オーストラリアでは11年ぶり与野党逆転

2008年、日本でも政権交代は起こるのか?

2008.01.04 FRI

昨年11月、オーストラリアでは総選挙で野党だった労働党が圧勝し、11年ぶりに保守連合から政権を奪回した。オーストラリアは、未曾有の好景気に沸いているが、国民は変化を求めた。翻って2008年、日本でも政権交代は起こるのだろうか?

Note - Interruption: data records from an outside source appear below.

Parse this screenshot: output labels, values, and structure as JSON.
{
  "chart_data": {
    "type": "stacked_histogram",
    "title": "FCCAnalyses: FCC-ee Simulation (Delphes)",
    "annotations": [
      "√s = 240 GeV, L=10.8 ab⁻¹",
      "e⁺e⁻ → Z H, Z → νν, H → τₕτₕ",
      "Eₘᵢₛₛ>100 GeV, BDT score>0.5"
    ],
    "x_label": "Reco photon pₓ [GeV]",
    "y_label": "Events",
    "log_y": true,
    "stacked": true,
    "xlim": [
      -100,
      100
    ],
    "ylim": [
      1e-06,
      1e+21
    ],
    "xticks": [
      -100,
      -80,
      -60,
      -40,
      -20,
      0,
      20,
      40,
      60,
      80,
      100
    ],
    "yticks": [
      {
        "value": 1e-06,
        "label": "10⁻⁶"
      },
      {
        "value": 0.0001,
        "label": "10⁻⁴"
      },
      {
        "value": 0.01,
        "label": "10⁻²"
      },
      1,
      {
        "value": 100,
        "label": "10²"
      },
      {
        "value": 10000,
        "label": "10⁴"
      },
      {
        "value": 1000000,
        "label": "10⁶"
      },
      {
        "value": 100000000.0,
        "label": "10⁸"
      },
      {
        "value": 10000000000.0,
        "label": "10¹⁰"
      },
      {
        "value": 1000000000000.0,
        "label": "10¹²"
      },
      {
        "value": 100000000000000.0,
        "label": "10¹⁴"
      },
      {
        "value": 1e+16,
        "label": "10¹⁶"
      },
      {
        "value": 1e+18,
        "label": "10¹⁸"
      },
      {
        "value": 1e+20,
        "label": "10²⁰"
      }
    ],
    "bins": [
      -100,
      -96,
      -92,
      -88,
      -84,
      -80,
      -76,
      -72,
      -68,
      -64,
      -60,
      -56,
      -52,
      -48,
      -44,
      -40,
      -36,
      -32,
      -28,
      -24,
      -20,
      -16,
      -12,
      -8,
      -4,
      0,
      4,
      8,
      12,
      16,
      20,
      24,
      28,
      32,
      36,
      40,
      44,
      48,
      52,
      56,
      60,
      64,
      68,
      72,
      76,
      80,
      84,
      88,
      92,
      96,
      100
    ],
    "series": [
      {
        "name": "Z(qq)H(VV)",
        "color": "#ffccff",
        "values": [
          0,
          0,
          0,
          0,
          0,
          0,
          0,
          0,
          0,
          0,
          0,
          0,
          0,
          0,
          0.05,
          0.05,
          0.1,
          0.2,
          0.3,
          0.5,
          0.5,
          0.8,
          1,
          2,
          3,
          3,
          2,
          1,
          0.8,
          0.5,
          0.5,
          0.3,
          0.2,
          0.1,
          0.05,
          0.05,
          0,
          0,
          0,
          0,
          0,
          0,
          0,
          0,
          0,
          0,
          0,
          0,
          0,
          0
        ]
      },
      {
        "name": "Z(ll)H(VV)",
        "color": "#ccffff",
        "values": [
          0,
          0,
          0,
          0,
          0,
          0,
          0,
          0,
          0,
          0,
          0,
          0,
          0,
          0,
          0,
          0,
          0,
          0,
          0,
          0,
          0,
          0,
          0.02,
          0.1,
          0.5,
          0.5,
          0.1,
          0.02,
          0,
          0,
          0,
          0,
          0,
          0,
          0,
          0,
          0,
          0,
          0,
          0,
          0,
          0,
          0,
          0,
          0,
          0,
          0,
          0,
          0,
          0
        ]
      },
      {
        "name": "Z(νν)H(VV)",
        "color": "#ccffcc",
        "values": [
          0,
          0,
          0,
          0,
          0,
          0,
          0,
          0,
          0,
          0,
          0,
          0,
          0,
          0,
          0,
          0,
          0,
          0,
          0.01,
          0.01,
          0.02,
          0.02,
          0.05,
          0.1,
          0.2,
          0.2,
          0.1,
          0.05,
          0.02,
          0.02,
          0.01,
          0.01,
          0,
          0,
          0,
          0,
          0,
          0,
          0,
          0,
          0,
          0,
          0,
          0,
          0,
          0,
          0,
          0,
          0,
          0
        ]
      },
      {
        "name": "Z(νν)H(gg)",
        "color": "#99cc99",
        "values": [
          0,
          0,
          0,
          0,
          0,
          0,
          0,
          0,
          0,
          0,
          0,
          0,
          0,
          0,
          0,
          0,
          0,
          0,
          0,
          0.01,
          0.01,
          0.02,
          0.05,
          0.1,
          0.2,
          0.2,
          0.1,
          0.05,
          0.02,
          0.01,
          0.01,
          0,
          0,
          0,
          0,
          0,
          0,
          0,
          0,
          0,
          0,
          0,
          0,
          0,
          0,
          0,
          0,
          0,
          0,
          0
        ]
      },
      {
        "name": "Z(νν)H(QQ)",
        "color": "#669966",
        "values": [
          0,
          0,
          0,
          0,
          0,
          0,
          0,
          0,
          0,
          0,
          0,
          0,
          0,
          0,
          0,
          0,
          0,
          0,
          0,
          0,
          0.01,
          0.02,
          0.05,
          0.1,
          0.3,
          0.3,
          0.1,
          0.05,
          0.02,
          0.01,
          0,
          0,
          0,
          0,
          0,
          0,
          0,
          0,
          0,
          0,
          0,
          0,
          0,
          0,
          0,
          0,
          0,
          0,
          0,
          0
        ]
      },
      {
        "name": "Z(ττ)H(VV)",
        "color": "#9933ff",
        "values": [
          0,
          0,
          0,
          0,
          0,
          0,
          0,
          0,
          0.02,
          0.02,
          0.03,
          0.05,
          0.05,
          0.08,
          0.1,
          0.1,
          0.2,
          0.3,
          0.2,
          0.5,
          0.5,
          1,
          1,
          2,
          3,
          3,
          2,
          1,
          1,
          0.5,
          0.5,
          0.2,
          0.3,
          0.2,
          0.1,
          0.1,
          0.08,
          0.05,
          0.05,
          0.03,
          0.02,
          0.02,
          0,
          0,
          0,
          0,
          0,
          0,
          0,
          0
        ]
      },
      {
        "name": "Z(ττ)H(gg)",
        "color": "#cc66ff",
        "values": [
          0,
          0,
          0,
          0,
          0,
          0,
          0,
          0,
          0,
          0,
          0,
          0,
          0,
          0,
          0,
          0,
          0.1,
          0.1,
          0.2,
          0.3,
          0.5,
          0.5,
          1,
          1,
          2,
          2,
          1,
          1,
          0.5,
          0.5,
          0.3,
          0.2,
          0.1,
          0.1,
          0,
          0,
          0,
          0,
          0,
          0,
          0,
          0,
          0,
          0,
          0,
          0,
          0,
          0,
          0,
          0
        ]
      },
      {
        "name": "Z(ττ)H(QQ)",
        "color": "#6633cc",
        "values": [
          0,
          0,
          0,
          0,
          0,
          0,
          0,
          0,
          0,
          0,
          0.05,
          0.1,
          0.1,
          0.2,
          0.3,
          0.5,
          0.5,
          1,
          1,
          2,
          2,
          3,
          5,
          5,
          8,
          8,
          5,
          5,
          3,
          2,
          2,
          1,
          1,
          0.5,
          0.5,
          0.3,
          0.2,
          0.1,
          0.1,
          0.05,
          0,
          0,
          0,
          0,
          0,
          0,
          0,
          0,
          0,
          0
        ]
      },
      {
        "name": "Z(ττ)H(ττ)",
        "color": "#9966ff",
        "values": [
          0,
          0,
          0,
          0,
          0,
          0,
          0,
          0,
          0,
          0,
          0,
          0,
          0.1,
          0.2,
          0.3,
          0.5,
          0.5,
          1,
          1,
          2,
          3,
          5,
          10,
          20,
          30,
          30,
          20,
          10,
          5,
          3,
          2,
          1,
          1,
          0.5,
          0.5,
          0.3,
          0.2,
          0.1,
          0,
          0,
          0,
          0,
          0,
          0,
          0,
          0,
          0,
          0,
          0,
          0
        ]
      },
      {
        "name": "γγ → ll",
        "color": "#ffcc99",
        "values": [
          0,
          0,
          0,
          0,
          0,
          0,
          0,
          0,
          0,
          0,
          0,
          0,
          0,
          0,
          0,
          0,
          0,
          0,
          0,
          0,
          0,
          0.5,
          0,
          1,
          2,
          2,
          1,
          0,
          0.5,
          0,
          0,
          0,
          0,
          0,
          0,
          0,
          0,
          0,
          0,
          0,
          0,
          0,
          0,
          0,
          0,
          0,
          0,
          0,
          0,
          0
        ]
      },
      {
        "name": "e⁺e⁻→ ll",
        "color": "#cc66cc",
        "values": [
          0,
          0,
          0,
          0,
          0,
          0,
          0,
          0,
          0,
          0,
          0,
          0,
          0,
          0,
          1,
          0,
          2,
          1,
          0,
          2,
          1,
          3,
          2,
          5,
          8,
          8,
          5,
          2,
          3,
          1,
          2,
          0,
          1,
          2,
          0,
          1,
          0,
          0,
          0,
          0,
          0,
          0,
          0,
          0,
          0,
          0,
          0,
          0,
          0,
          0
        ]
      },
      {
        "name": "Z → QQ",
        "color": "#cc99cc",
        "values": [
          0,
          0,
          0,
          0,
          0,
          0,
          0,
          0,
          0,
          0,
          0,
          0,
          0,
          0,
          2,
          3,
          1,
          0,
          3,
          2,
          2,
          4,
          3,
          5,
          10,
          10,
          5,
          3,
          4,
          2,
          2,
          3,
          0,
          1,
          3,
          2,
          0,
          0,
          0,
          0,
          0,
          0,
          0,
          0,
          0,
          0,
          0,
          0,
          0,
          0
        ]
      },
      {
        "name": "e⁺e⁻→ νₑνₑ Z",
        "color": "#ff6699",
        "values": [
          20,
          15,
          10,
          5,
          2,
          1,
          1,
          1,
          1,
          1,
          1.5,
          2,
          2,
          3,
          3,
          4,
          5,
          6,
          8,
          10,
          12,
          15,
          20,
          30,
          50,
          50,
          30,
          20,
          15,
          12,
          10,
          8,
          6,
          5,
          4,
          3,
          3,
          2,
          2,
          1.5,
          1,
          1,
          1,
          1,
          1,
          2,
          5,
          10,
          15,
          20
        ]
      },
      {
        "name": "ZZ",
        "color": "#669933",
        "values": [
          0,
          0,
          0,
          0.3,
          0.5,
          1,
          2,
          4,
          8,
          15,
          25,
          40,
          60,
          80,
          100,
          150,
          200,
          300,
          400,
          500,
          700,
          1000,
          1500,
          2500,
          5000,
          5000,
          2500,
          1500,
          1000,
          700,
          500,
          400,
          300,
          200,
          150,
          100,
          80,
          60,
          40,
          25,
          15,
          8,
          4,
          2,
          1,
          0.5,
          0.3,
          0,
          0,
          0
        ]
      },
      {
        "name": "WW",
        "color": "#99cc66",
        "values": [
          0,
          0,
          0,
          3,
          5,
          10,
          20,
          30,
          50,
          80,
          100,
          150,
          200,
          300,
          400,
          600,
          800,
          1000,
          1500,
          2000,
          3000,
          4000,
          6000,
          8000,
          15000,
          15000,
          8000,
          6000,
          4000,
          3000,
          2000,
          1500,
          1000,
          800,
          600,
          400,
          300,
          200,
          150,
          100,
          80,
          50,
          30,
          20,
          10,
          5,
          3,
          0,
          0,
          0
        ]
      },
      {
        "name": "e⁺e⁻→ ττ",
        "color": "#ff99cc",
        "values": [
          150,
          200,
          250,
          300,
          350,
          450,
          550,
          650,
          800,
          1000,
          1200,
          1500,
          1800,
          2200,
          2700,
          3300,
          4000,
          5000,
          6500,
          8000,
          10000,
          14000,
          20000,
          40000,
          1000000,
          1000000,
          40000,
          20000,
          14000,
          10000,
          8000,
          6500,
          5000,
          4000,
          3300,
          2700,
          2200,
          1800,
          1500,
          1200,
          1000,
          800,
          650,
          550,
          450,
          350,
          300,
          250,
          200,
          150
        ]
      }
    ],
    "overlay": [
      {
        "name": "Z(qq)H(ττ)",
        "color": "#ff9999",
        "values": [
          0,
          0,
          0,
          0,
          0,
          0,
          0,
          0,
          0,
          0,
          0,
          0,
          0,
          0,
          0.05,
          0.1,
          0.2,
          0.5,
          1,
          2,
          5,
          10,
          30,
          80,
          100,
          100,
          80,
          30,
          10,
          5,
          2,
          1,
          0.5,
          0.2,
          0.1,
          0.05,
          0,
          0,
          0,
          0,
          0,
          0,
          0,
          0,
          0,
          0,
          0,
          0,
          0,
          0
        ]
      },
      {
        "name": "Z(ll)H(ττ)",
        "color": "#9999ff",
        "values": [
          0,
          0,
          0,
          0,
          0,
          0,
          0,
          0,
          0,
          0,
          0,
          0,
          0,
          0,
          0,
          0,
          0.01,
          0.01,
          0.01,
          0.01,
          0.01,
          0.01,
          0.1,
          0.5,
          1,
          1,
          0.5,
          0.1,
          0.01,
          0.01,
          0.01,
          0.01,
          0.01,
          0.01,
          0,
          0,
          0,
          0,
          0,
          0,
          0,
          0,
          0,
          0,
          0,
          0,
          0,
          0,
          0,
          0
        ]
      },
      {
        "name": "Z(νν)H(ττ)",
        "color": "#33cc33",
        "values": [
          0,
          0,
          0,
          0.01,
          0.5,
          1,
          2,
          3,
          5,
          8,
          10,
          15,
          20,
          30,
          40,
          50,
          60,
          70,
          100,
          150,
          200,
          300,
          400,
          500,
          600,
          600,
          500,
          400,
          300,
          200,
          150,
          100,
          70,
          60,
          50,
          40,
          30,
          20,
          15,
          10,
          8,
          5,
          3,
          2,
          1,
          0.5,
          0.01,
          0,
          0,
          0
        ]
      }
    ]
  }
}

「政権交代は必要です」と主張するのは、政治評論家・森田実氏だ。

「1955年以降の日本の政界は、1年間を除き自民党が中心になって政権を担当してきましたが、国民の不満が爆発しなかったのは自民党内の派閥間で事実上の“政権交代”が行われていたからです。ところが、与党があまり長く政権を担当し続けると、政官財が馴れ合い、腐敗してゆくという弊害が生まれます。今の防衛省問題はその典型的な例でしょう。悪い部分が溜まってきたら、何年かに1回は政権交代をして掃除をすることが必要です」(森田氏)

安倍晋三前首相の辞任で民主党の存在感は高まったものの、小沢一郎民主党代表も大連立構想に深入りし、あわや辞任というドタバタ劇も記憶に新しい。政治評論家の有馬晴海氏によれば、「2008年に政権交代が起こる可能性は、五分五分」という。

「小沢さんは『民主党に政権担当能力がない』といっていたけれど、それは小沢さんがいっているだけ。小沢さんに1回、政権を任せてみようと思っている人や、決して民主党がいいと思わないけれども反自民勢力の受け皿は民主党しかないと思っている国民は少なくないようで、政権交代の可能性は十分あると思います。ただし、今年、政権交代が起こるためには、解散総選挙が行われる必要がありますが、解散権を握っているのは、福田首相。わざわざ自民党政権が負けるようなタイミングで選挙を行うことは考えにくいです」(有馬氏)

参議院で与野党逆転しているねじれ国会では、自民党VS民主党の対決は見もの。いつ解散になってもあわてないように、国会の動向をしっかりチェックしておきたい。